На этом и расстались, исцелённый больной меня даже обнял на радостях, что для меня было большей благодарностью, чем все дары. А вот потом я вошла в свой дом, ведь больных я лечу в приёмной — пристройке к дому.

Дом был перевёрнут верх дном. Я ошарашенно глядела по сторонам, а потом в ужасе выбежала. А что, если злоумышленник до сих пор в доме?

Руки дрожали. Я у себя во дворе села на одну из лавочек для больных. Что мне делать? Куда бежать? И где Шип?

Котёнок потёрся о мои ноги, и я взяла его на руки. Ну что за напасть такая?

— Дея! — услышала я знакомый голос и подняла заплаканный взгляд на Яна. — Я приехал как только узнал!

Он отпустил вороного, и вошёл в калитку.

— Что ты видела?

— Иди, сам проверь. Я туда не пойду.

Ян стиснул мне плечи, в знак поддержки, а я всхлипнула. И он прижал к себе, обнял, а я дала волю слезам.

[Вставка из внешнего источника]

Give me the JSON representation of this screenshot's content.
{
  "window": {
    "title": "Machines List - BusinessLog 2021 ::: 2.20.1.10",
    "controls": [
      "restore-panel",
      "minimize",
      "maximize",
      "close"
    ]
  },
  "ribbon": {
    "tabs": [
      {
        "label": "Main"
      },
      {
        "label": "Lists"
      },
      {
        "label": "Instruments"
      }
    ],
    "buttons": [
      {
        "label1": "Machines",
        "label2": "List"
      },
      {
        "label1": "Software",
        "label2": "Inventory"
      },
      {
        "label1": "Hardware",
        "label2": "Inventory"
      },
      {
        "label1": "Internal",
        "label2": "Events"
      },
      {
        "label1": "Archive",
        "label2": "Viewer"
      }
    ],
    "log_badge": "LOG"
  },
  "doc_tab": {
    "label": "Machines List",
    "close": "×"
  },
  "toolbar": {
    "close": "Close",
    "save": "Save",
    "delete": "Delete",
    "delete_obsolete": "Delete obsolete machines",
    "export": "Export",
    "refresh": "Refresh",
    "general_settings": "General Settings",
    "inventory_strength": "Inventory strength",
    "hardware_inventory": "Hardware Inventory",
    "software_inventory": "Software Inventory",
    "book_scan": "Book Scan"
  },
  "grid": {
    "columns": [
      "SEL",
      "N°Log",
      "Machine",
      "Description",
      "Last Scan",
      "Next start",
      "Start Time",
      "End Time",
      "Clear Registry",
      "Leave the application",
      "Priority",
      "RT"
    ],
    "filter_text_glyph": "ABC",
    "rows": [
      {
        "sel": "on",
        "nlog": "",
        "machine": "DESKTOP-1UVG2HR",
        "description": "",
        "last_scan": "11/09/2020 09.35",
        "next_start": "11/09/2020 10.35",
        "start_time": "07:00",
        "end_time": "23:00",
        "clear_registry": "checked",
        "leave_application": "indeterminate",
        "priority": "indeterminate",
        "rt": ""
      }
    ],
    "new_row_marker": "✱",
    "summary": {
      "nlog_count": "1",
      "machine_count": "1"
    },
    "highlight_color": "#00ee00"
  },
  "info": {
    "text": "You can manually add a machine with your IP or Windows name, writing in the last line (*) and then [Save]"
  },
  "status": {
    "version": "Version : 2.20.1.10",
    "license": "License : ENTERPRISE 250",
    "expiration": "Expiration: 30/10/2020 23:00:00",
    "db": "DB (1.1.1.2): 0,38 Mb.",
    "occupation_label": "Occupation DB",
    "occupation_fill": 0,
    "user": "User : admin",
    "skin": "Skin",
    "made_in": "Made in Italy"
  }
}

Чуть успокоившись, я его отпустила, вспомнив, что злоумышленник может быть всё ещё внутри.

Порядник удостоил меня внимательным взглядом, протянул платочек, после чего пошёл в дом. А я, потоптавшись снаружи, не смогла скрыть беспокойство за Яна. Уж лучше быть с ним рядом и подвергать себя опасности, чем не знать, что там внутри.

Я вошла следом. Ян на мгновение задержался на пороге, раздумывая разуваться или нет, я помотала головой, мол, полы помою, не беспокойся. Кивнул, пошёл, приготовив самострел.

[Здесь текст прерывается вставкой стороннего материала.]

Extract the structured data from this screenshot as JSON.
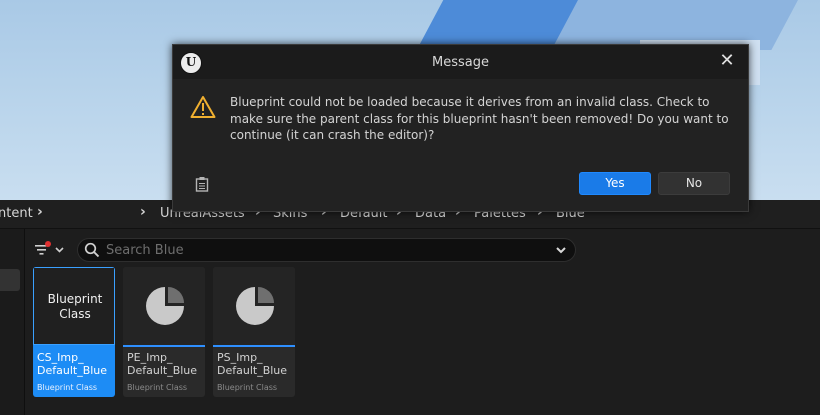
{
  "dialog": {
    "title": "Message",
    "message": "Blueprint could not be loaded because it derives from an invalid class.  Check to make sure the parent class for this blueprint hasn't been removed! Do you want to continue (it can crash the editor)?",
    "yes_label": "Yes",
    "no_label": "No",
    "logo_glyph": "U",
    "close_glyph": "✕",
    "icons": {
      "logo": "unreal-logo-icon",
      "warning": "warning-icon",
      "clipboard": "clipboard-icon",
      "close": "close-icon"
    }
  },
  "content_browser": {
    "path_left": "ntent",
    "breadcrumbs": [
      "UnrealAssets",
      "Skins",
      "Default",
      "Data",
      "Palettes",
      "Blue"
    ],
    "search_placeholder": "Search Blue",
    "assets": [
      {
        "name": "CS_Imp_\nDefault_Blue",
        "type": "Blueprint Class",
        "thumb_label": "Blueprint\nClass",
        "selected": true
      },
      {
        "name": "PE_Imp_\nDefault_Blue",
        "type": "Blueprint Class",
        "thumb_label": "",
        "selected": false
      },
      {
        "name": "PS_Imp_\nDefault_Blue",
        "type": "Blueprint Class",
        "thumb_label": "",
        "selected": false
      }
    ]
  },
  "colors": {
    "accent": "#1a7be8",
    "warning": "#f0b030"
  }
}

В доме никого не было заметно.

— Можешь навскидку сказать, что пропало?

Я лишь пожала плечами в ответ.

— Ценности?

— Проверить сейчас?

— Пожалуй, попозже вместе проверим.

А вот серебряное блюдечко было на месте, разве что яблочко пропало.

Ян включил какое-то устройство в виде шарика и запускал вперёд себя в каждое помещение, я так поняла, что оно определяло всех, кто был размера не меньше мыши, и засекалось не только тепло, но и малейшее движение воздуха, любой звук, например, дыхание животного или человека.

— Дея, всё чисто. Я проверил защиту, взлом был изнутри. Я не уверен, но подозрения всё же имеются, — он взглянул на меня, спрашивая взглядом, продолжать ли ему, и получив мой кивок, продолжил: — Единственное, что имеет сильный силовой фон — серебряное блюдечко.

А у меня дрожали руки. Я села на лежанку и закрыла лицо руками. Как же так? Ну почему? Мы говорили с мамой ведь о грифонах. А это опасное знание. Что если меня захотят уничтожить?

— Дея?

— Ян, забери блюдечко и проверь не только, является ли оно "окном" в мой дом, но и наличие подслушивающего устройства. Может ли злоумышленник слышать то, что я говорю или что говорит тот, кого я вижу.

Судя по его голосу рядом, он присел напротив меня на корточки. Старается заглянуть в глаза?

— Дея, посмотри на меня.

Я открыла глаза и подняла взгляд, встречаясь с его безмерно глубокими синими глазами, обеспокоенными и серьёзными.

— Я не могу сказать точно, что это серебряное блюдечко. А значит, что "окна" в твой дом уже нет. Ты уверена, что хочешь здесь остаться? Или может поживёшь у меня?

Я покраснела на его предложение, знаю, что ни на что не намекает, говорит обо всём всегда прямо, но что подумают люди...

— Я останусь здесь. Благодарю за заботу. К тому же, мне нужно навести порядок.

Он замер, оглядывая ещё раз помещение, взглянул на меня, словно убеждаясь в том, что я не передумала, и ушёл.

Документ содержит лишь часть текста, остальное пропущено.